Si les États-Unis, par la voie de son Bureau des Affaires africaines, a condamné ces bombardements appelant « toutes les parties à faire preuve de la plus grande retenue, à respecter leurs engagements de cessez-le-feu, à protéger les civils et à s'engager dans un dialogue et une désescalade » ; l’AFC/M23 a lui critiqué « une prise de position timide et équivoque » : « Le Département d’État américain, par l’entremise de son Bureau des Affaires africaines, se montre curieusement incapable de désigner clairement le responsable pourtant connu de tous pour ces bombardements par drones, de le condamner et de prendre les mesures de sanction qui s’imposent », a écrit sur X Corneille Nangaa, coordonnateur politique du mouvement rebelle.
#RDC
— Corneille Nangaa (@CNangaa) May 9, 2026
1. Des Congolais innocents ont été tués hier à #MUSHAKE, Masisi, dans des bombardements mieux identifiés, connus, observés et documentés.

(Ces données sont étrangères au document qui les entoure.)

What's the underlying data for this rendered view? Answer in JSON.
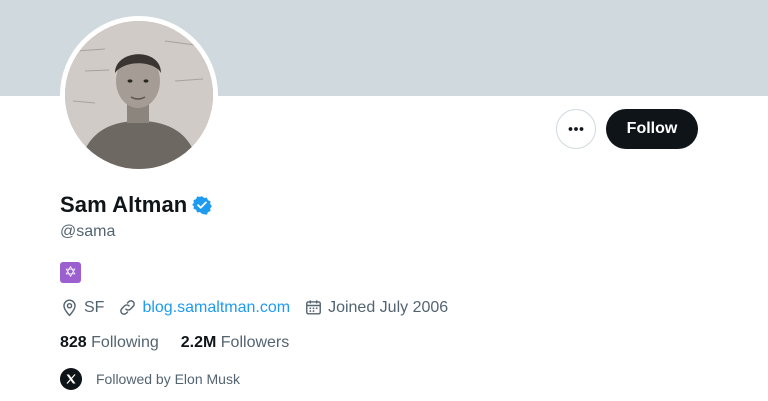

2. Ces actes criminels qui ont fait plus de trente (30) morts et plusieurs blessés ont été perpétrés par le régime illégitime de…
Pour lui, cette ambiguïté est « profondément regrettable » : « Sa prise de position, à la fois timide et équivoque, est indigne de la gravité des faits. En renvoyant indûment dos à dos victimes et responsables, la réaction du Bureau des affaires africaines discrédite et fragilise la médiation, de même qu’elle soulève des interrogations sérieuses quant au respect des principes de neutralité, d’impartialité et de crédibilité indispensables à sa réussite manifestement compromise », a-t-il ajouté expliquant qu’il est profondément regrettable de constater que Félix Tshisekedi se sert de ses accords miniers avec les États-Unis pour se prévaloir d’une impunité absolue, en se permettant d’une part, de massacrer des populations civiles sans défense et, d’autre part, de violer tous les accords de paix sans en être tenu pour responsable.
Enfin, Corneille Nangaa a accusé le régime de Kinshasa de se prévaloir fièrement du soutien des États-Unis d’Amérique « pour justifier ses actes » perpétrés avec ses alliés de l’armée burundaise, des mercenaires colombiens et américains, des FDLR, des résistants Wazalendo.